Chris is always quotable of course, and while I tried to keep up my note-taking is amateurish at the best of times. I managed to get “we all came together because we had a natural distaste of injustice“, that while we may not like to admit that “the world is going to hell in a handcart” he’s still optimistic that “problems can be solved – but it must be now” and that “prevention rather than cure is less painful”. He stands so straight when he’s speaking, the words queuing up to be released like they’re under pressure. We’ve been “ringing the bell without driving the ambulance off the site“, he says, that “we’ve got to make trouble to make a difference“. He’s talking very much to like-minded people, of course, but it feels like he’s talking with us not at us. That when he says, “We will not shut up and go away” he means not just Wild Justice but all of us. And he knows we understand that.

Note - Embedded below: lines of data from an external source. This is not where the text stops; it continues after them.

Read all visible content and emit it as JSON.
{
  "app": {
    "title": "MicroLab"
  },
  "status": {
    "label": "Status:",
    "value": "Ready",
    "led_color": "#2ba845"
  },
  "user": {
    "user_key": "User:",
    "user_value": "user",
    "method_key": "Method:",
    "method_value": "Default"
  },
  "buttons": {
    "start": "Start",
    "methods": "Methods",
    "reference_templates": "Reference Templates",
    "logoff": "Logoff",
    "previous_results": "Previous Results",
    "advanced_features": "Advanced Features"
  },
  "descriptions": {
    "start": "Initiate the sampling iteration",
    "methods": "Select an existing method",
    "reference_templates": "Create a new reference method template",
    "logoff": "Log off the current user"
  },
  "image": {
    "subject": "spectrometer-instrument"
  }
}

Then it’s over, and those of us not driving drain our glasses, feel part of something precious and important, and reflect on how much you can do in a year (or, possibly, think about writing a blog which begins with thinking about how quickly a year goes by). Most of us wander off to catch trains or carry on the conversation elsewhere. Only one of us gets home late that night to find a dead badger tied to his gate – the second time in a few months that a frightened, ignorant, ‘countryside campaigner’ has tried to send a warning to Chris Packham. In the classiest of responses, Chris (who would have been as appalled to see a wild animal treated so disrespectfully as to have his family attacked like this) simply said, “I’d be grateful if you have an issue with me and my views if you could express it without killing innocent animals. What do you think @DailyMailUK @BASCnews?”
It takes determination to campaign against the status quo. It takes courage to tell the establishment that laws which have been designed to benefit landowners don’t protect wildlife. It takes integrity to invite your detractors to debate with you when they hint about violence and stringing you up. On the other hand, when you don’t have a valid argument, when you’ve been told ‘to take action’ by lobbyists, when you’re too stupid to understand how self-defeating an action can be, and when you just don’t like or care about wildlife or like or care about the people who do – you tie dead badgers to a gate in the middle of the night and you run away.
Wild Justice’s birthday and this senseless, cowardly act were probably not directly related, but they were connected. In just twelve months, by standing up for wildlife, by demonstrating in court that some laws are badly-written and archaic, Wild Justice has ‘made a difference’. They have lit a fire under prejudices and ‘traditions’ that are unfit for the twenty-first century. As Chris said in London, “We pick fights because we know that we’re right“. Every one of us that supports Wild Justice knows it too.
This is a long read but I’d like to add one more thing. Can I just say thank you for everything you do, WJ, and may this birthday be the first of many. Cheers.